In the view of Professor Shi Yan and his team, the key to China's scientific research transformation lies in establishing a clear division of labor system: professors should focus on IP creation, producing original results with academic acumen; professional managers are responsible for the entire process operation from R&D to market launch, compensating for scientists' shortcomings in commercial thinking and management capabilities.
As the interview drew to a close, Professor Shi Yan offered very pragmatic advice to young researchers: do not sanctify academia, nor view the transformation of scientific research results as "betraying academia." Basic research and the transformation of results are not mutually exclusive; young scholars need to strike a balance between the two—having the perseverance to delve deeply into foundational research and explore the unknown, while also staying attuned to industry needs, ensuring that their research direction is rooted in scientific essence while addressing real-world demands. "An interdisciplinary perspective and awareness of translatability can generate more socially impactful outcomes than pure academic pursuits."

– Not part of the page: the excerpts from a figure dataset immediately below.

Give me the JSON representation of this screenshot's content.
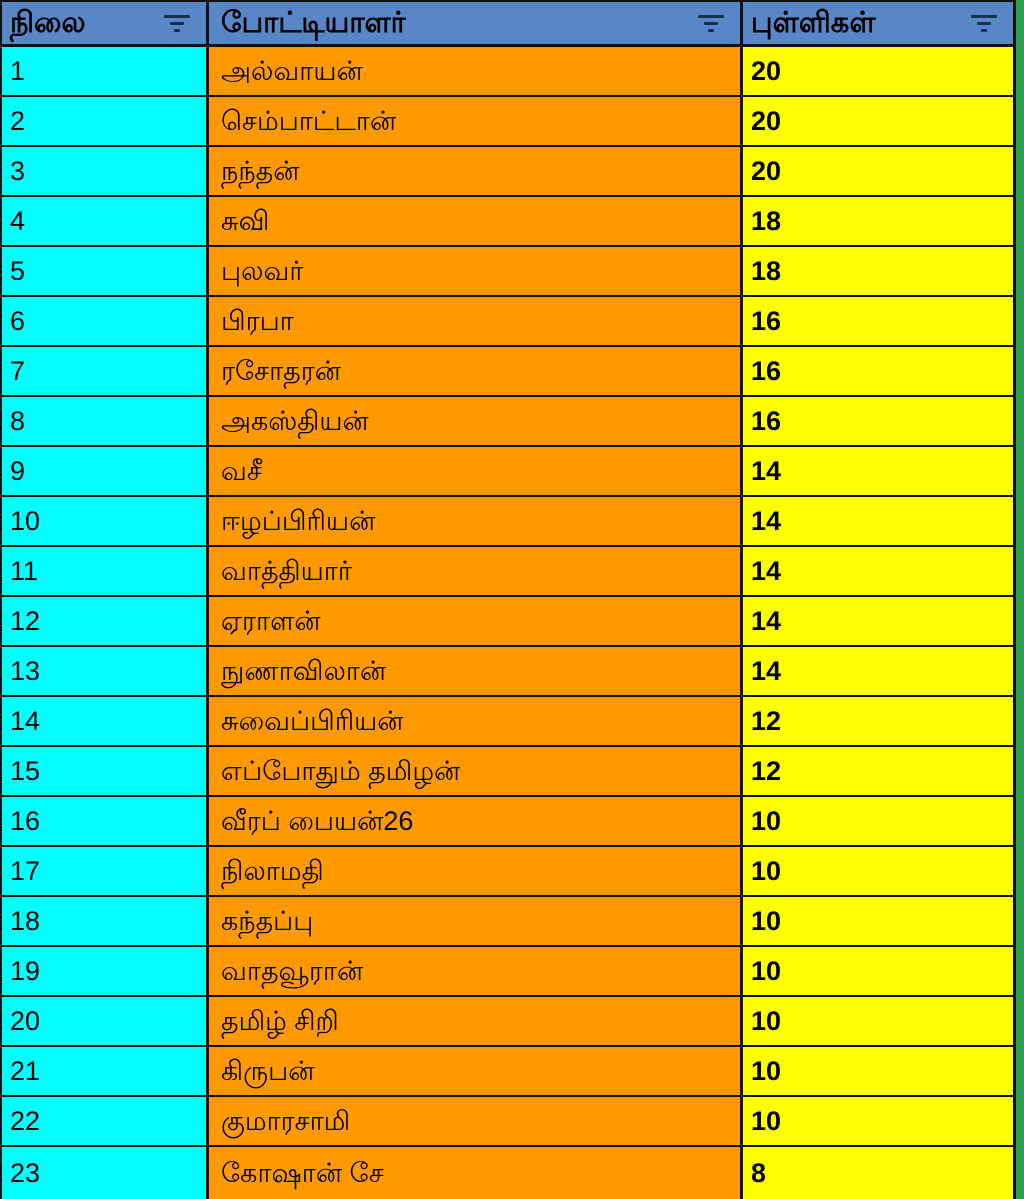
{
  "table": {
    "columns": [
      {
        "label": "நிலை"
      },
      {
        "label": "போட்டியாளர்"
      },
      {
        "label": "புள்ளிகள்"
      }
    ],
    "rows": [
      {
        "rank": "1",
        "name": "அல்வாயன்",
        "points": "20"
      },
      {
        "rank": "2",
        "name": "செம்பாட்டான்",
        "points": "20"
      },
      {
        "rank": "3",
        "name": "நந்தன்",
        "points": "20"
      },
      {
        "rank": "4",
        "name": "சுவி",
        "points": "18"
      },
      {
        "rank": "5",
        "name": "புலவர்",
        "points": "18"
      },
      {
        "rank": "6",
        "name": "பிரபா",
        "points": "16"
      },
      {
        "rank": "7",
        "name": "ரசோதரன்",
        "points": "16"
      },
      {
        "rank": "8",
        "name": "அகஸ்தியன்",
        "points": "16"
      },
      {
        "rank": "9",
        "name": "வசீ",
        "points": "14"
      },
      {
        "rank": "10",
        "name": "ஈழப்பிரியன்",
        "points": "14"
      },
      {
        "rank": "11",
        "name": "வாத்தியார்",
        "points": "14"
      },
      {
        "rank": "12",
        "name": "ஏராளன்",
        "points": "14"
      },
      {
        "rank": "13",
        "name": "நுணாவிலான்",
        "points": "14"
      },
      {
        "rank": "14",
        "name": "சுவைப்பிரியன்",
        "points": "12"
      },
      {
        "rank": "15",
        "name": "எப்போதும் தமிழன்",
        "points": "12"
      },
      {
        "rank": "16",
        "name": "வீரப் பையன்26",
        "points": "10"
      },
      {
        "rank": "17",
        "name": "நிலாமதி",
        "points": "10"
      },
      {
        "rank": "18",
        "name": "கந்தப்பு",
        "points": "10"
      },
      {
        "rank": "19",
        "name": "வாதவூரான்",
        "points": "10"
      },
      {
        "rank": "20",
        "name": "தமிழ் சிறி",
        "points": "10"
      },
      {
        "rank": "21",
        "name": "கிருபன்",
        "points": "10"
      },
      {
        "rank": "22",
        "name": "குமாரசாமி",
        "points": "10"
      },
      {
        "rank": "23",
        "name": "கோஷான் சே",
        "points": "8"
      }
    ]
  },
  "icons": {
    "header_filter": "filter-icon"
  },
  "colors": {
    "header_bg": "#5886c6",
    "rank_bg": "#00ffff",
    "name_bg": "#ff9900",
    "points_bg": "#ffff00",
    "border": "#111111",
    "edge_strip": "#2fa14e",
    "icon": "#16304e",
    "text": "#000000"
  }
}
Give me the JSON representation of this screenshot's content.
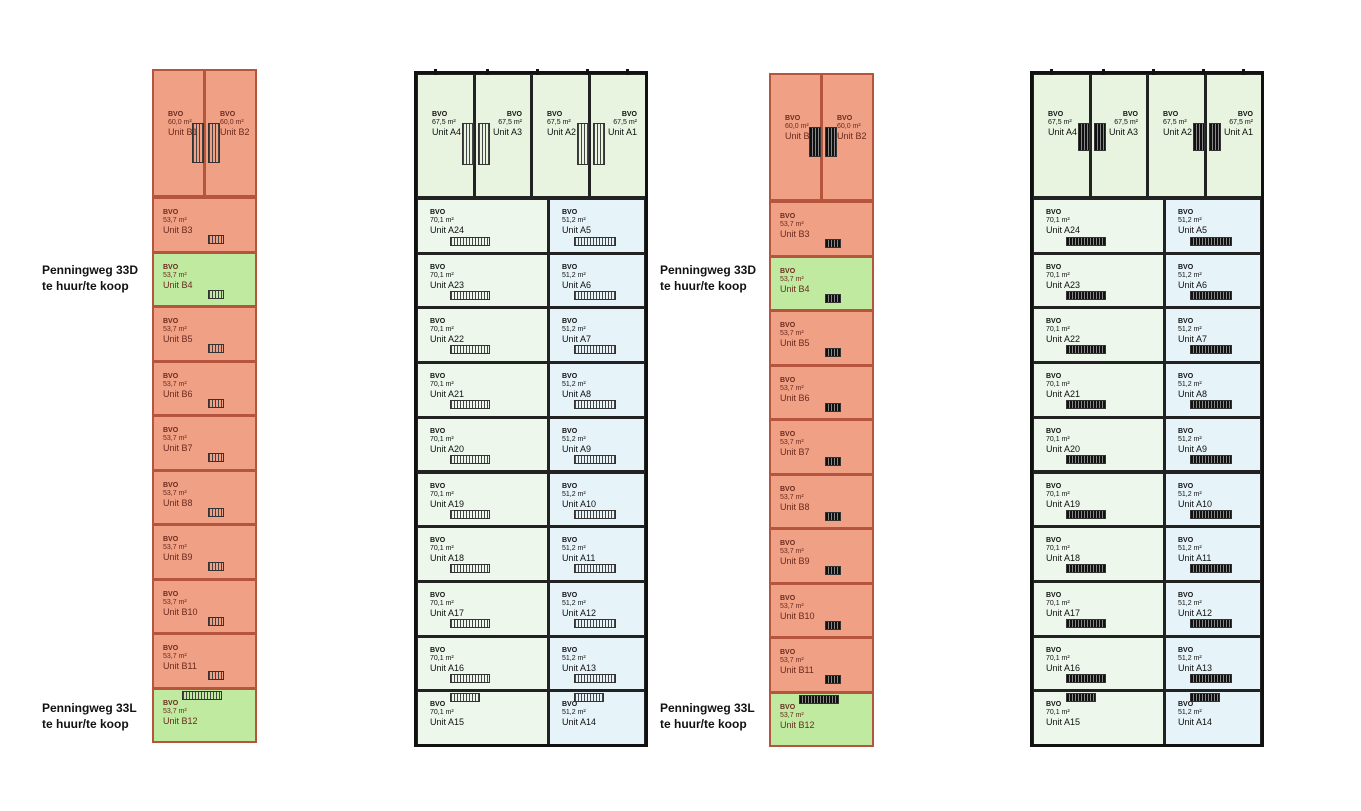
{
  "labels": {
    "b4_line1": "Penningweg 33D",
    "b4_line2": "te huur/te koop",
    "b12_line1": "Penningweg 33L",
    "b12_line2": "te huur/te koop"
  },
  "bvo": "BVO",
  "b_units": [
    {
      "name": "Unit B1",
      "area": "60,0 m²"
    },
    {
      "name": "Unit B2",
      "area": "60,0 m²"
    },
    {
      "name": "Unit B3",
      "area": "53,7 m²"
    },
    {
      "name": "Unit B4",
      "area": "53,7 m²"
    },
    {
      "name": "Unit B5",
      "area": "53,7 m²"
    },
    {
      "name": "Unit B6",
      "area": "53,7 m²"
    },
    {
      "name": "Unit B7",
      "area": "53,7 m²"
    },
    {
      "name": "Unit B8",
      "area": "53,7 m²"
    },
    {
      "name": "Unit B9",
      "area": "53,7 m²"
    },
    {
      "name": "Unit B10",
      "area": "53,7 m²"
    },
    {
      "name": "Unit B11",
      "area": "53,7 m²"
    },
    {
      "name": "Unit B12",
      "area": "53,7 m²"
    }
  ],
  "a_top": [
    {
      "name": "Unit A4",
      "area": "67,5 m²"
    },
    {
      "name": "Unit A3",
      "area": "67,5 m²"
    },
    {
      "name": "Unit A2",
      "area": "67,5 m²"
    },
    {
      "name": "Unit A1",
      "area": "67,5 m²"
    }
  ],
  "a_left": [
    {
      "name": "Unit A24",
      "area": "70,1 m²"
    },
    {
      "name": "Unit A23",
      "area": "70,1 m²"
    },
    {
      "name": "Unit A22",
      "area": "70,1 m²"
    },
    {
      "name": "Unit A21",
      "area": "70,1 m²"
    },
    {
      "name": "Unit A20",
      "area": "70,1 m²"
    },
    {
      "name": "Unit A19",
      "area": "70,1 m²"
    },
    {
      "name": "Unit A18",
      "area": "70,1 m²"
    },
    {
      "name": "Unit A17",
      "area": "70,1 m²"
    },
    {
      "name": "Unit A16",
      "area": "70,1 m²"
    },
    {
      "name": "Unit A15",
      "area": "70,1 m²"
    }
  ],
  "a_right": [
    {
      "name": "Unit A5",
      "area": "51,2 m²"
    },
    {
      "name": "Unit A6",
      "area": "51,2 m²"
    },
    {
      "name": "Unit A7",
      "area": "51,2 m²"
    },
    {
      "name": "Unit A8",
      "area": "51,2 m²"
    },
    {
      "name": "Unit A9",
      "area": "51,2 m²"
    },
    {
      "name": "Unit A10",
      "area": "51,2 m²"
    },
    {
      "name": "Unit A11",
      "area": "51,2 m²"
    },
    {
      "name": "Unit A12",
      "area": "51,2 m²"
    },
    {
      "name": "Unit A13",
      "area": "51,2 m²"
    },
    {
      "name": "Unit A14",
      "area": "51,2 m²"
    }
  ],
  "colors": {
    "sold": "#f0a084",
    "available": "#bfeaa0",
    "a_top": "#e8f4e0",
    "a_left": "#edf7ec",
    "a_right": "#e6f3f8"
  }
}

He also encouraged young people who are interested in commercialization to try technology transfer while they are "young and strong." Everyone should choose a role based on their interests and strengths: some are suitable for staying to continue basic research, while others are suited for engaging in enterprise management. What is important is to establish a complementary mechanism between academia and industry, rather than placing the burden of both onto one person.